Silver was one of the earliest metals used to make coins. The Romans used silver in this way as early as 269 BC (more than 2000 years ago). Mexico is the only country today that uses silver in its circulating coinage. In Australia, the 1966 fifty cent piece was the last coin in general use to contain silver. It contained 80% silver and 20% copper.

Because silver is such a good conductor of electricity, it is used in many electrical applications, including switches, contacts and fuses. Silver is used in household switch contacts because it does not corrode - corrosion can cause overheating, leading to fire. Although silver tarnishes easily, the tarnish does not prevent the electricity from being conducted. Almost all electrical appliances use silver contacts and switches. Microwaves, dishwashers, TVs, telephones, toys and computers all contain silver. A typical washing machine contains 16 silver contacts!

Silver is an excellent conductor of heat, so one of its uses is in the rear-window defrosters of cars.

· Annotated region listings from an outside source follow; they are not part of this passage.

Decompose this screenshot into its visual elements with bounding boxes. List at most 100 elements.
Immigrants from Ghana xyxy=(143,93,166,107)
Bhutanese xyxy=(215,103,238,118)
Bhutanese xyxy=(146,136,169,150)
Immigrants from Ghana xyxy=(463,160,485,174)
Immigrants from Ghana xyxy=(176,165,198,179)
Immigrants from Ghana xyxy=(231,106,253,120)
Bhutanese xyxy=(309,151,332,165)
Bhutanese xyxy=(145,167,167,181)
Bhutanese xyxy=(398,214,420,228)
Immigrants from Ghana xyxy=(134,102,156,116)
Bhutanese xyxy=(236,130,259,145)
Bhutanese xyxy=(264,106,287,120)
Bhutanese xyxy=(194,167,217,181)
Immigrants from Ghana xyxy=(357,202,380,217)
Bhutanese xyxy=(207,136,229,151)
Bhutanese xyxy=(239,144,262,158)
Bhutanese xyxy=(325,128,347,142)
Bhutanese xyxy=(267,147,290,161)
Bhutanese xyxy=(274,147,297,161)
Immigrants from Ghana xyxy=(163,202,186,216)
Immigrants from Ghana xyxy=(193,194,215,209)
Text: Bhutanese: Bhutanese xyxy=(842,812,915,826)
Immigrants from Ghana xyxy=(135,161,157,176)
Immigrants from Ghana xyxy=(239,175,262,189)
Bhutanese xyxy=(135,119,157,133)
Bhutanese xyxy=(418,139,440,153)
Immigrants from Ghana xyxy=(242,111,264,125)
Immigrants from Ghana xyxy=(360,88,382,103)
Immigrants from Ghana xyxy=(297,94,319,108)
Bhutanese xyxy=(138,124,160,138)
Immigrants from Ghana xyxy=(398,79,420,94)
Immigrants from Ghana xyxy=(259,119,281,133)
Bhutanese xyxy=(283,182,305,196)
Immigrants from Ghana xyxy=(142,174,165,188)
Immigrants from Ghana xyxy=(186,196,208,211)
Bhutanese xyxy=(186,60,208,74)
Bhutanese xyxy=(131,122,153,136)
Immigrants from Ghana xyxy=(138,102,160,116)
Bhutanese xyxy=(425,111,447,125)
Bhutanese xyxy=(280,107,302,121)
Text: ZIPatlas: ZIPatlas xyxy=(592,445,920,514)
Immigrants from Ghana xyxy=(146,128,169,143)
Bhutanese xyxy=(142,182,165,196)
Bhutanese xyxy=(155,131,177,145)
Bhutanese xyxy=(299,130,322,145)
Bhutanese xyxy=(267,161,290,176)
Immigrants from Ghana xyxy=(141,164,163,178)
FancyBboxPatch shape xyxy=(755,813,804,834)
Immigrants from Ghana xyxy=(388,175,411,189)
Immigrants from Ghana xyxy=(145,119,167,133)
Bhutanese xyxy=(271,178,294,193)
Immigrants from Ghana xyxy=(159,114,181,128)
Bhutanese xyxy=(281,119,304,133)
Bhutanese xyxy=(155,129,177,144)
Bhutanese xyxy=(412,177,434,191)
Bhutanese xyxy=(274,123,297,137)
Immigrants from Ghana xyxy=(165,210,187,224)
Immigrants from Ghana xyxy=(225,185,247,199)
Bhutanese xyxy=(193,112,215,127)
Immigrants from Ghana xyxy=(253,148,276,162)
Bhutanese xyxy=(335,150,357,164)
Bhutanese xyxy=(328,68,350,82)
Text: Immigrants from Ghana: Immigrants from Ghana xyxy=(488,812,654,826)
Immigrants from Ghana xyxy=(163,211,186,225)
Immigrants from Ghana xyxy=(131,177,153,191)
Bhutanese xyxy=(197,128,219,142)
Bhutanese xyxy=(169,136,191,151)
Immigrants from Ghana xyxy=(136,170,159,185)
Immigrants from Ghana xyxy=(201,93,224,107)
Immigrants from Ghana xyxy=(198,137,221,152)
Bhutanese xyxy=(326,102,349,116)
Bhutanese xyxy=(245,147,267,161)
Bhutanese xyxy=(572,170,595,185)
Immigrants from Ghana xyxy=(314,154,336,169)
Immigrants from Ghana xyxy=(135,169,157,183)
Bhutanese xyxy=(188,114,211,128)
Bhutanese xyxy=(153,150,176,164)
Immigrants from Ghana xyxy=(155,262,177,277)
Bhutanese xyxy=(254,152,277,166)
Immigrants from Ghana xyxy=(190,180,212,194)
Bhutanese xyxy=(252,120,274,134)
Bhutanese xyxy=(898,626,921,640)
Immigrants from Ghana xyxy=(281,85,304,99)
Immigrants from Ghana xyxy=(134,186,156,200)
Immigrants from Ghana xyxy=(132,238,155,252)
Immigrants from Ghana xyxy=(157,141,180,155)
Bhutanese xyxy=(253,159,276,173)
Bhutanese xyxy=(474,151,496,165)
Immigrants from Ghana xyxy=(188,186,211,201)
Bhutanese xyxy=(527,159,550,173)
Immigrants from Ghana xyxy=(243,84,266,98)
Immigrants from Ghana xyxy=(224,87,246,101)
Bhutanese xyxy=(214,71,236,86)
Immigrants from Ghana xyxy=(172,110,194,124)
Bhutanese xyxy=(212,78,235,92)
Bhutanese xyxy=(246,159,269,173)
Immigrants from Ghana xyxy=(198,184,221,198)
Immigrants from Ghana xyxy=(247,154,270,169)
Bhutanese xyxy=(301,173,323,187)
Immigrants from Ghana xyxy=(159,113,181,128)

The tiny silver/ceramic lines conduct heat onto the glass, clearing frost, ice and condensation.

silver tableware

Silver's attractiveness and the ease with which it can be worked make it a popular material for use in jewellery. Sterling silver is an alloy of 92.5% silver and 7.5% copper. Sterling silver is tougher than pure silver, so it can be used to make cutlery, serving trays and other ornaments and decorative tableware. It is also used to make high quality musical instruments such as flutes.

silver cutlery

Because silver is so reflective - in fact it is the best reflector known- it is used in mirrors and in coatings for glass or other metals. Metals can be coated with silver by a process called electroplating.

Silver has a variety of uses in the health industry. For example, silver sulfadiazine is a very powerful compound used to treat burns, and silver is sometimes used in tooth fillings and as a biocide. The use of silver in the health industry is increasing, particularly as a biocide.

One of the largest uses of silver was in photographic paper and film. Approximately 5000 colour photos can be taken using one ounce of silver. In 1813, Joseph Nicephore Niepce became the first person to create a photographic image using silver nitrate. However, since the inception of digital photography, the use of silver in photography has declined, and its use as a biocide is now the main use.